2; or, said differently, where swapping all the pieces wouldn’t change these two numbers

for Thief 1. Because of this back and forth between necklace

allocations and points on the sphere, and because pairs of numbers correspond with points

on the xy plane, this is, in effect, a map from the sphere onto the plane. So the Borsuk-Ulam

theorem guarantees that some antipodal pair of points on the sphere land on each other

in the plane, which means there must be some necklace division using two cuts that gives

a fair division between thieves. That, my friends, is what beautiful math feels

like. If you’re anything like me, you’re just

basking in the glow of what a clever proof that is, and it might be easy to forget that

we actually want to solve the more general stolen necklace problem, with more than just

two jewel types. Luckily, we’ve now done 95% of the work, generalizing is very brief. The main thing to mention is that there’s

a more general version of the Borsuk-Ulam theorem, one which applies to higher-dimensional

spheres. As an example, Borsuk-Ulam also applies to

mapping hyperspheres in 4d space into 3d space.
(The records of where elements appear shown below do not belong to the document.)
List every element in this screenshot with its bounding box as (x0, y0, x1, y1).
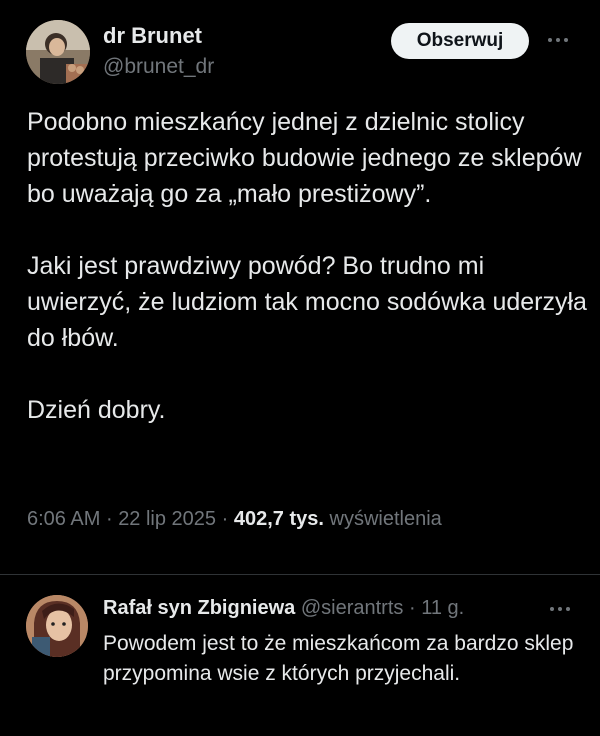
views-count: 402,7 tys. (233, 508, 324, 530)
reply-text: Powodem jest to że mieszkańcom za bardzo… (103, 632, 574, 685)
reply-author-handle[interactable]: @sierantrts (301, 597, 404, 619)
meta-separator: · (105, 508, 113, 530)
author-name[interactable]: dr Brunet (103, 23, 202, 49)
more-horizontal-icon[interactable] (540, 30, 576, 50)
meta-separator: · (221, 508, 229, 530)
reply-tweet[interactable]: Rafał syn Zbigniewa @sierantrts · 11 g. … (0, 575, 600, 736)
tweet-date[interactable]: 22 lip 2025 (118, 508, 216, 530)
avatar-image (26, 595, 88, 657)
tweet-paragraph: Dzień dobry. (27, 396, 166, 424)
tweet-time[interactable]: 6:06 AM (27, 508, 100, 530)
avatar[interactable] (26, 595, 88, 657)
views-label: wyświetlenia (329, 508, 442, 530)
reply-header: Rafał syn Zbigniewa @sierantrts · 11 g. (103, 597, 464, 620)
meta-separator: · (408, 597, 416, 619)
avatar-image (26, 20, 90, 84)
tweet-meta: 6:06 AM · 22 lip 2025 · 402,7 tys. wyświ… (27, 508, 442, 531)
tweet-paragraph: Jaki jest prawdziwy powód? Bo trudno mi … (27, 252, 587, 352)
avatar[interactable] (26, 20, 90, 84)
more-horizontal-icon[interactable] (542, 601, 578, 617)
tweet-paragraph: Podobno mieszkańcy jednej z dzielnic sto… (27, 108, 582, 208)
author-handle[interactable]: @brunet_dr (103, 55, 214, 79)
follow-button[interactable]: Obserwuj (391, 23, 529, 59)
reply-time[interactable]: 11 g. (421, 597, 464, 619)
reply-author-name[interactable]: Rafał syn Zbigniewa (103, 597, 295, 619)
tweet-text: Podobno mieszkańcy jednej z dzielnic sto… (27, 104, 587, 428)
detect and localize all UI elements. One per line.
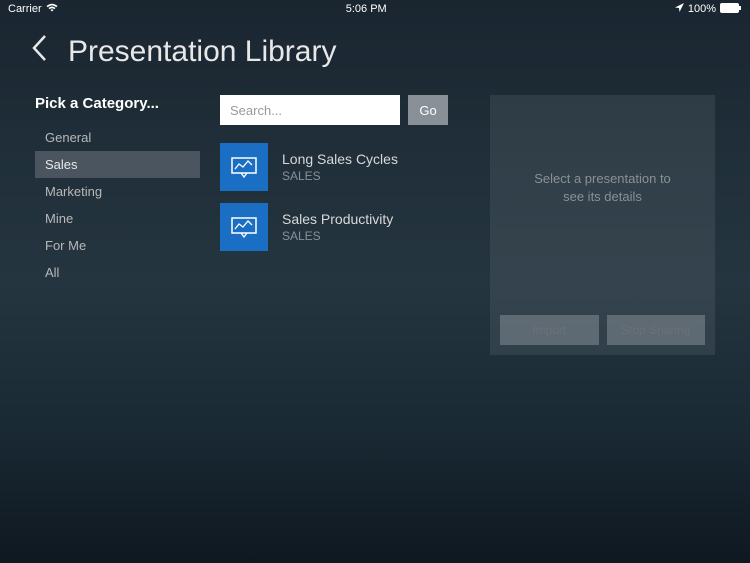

What I mean by hypersphere is the set of all

possible lists of 4-coordinates where the sum of their squares equals 1; those are points

in 4d space a distance 1 from the origin. Borsuk-Ulam says that if you try to map that

set, all those special quadruplets, into 3-dimensional space, continuously associating each one some

triplet of numbers, there must be some antipodal collision. An input (x1, x2, x3, x4) where

flipping all the signs won’t change the output. I’ll leave it to you to pause and ponder

to think about how this can apply to the 3-jewel case, and about what the general statement

of Borsuk-Ulam might be and how it applies to the general necklace problem. And maybe,

just maybe, this gives you an inkling for why mathematicians care about higher dimensions

spheres, regardless of whether or not they exist in physical reality. It’s not about

the spheres, per se, but about what problems in math they can encode.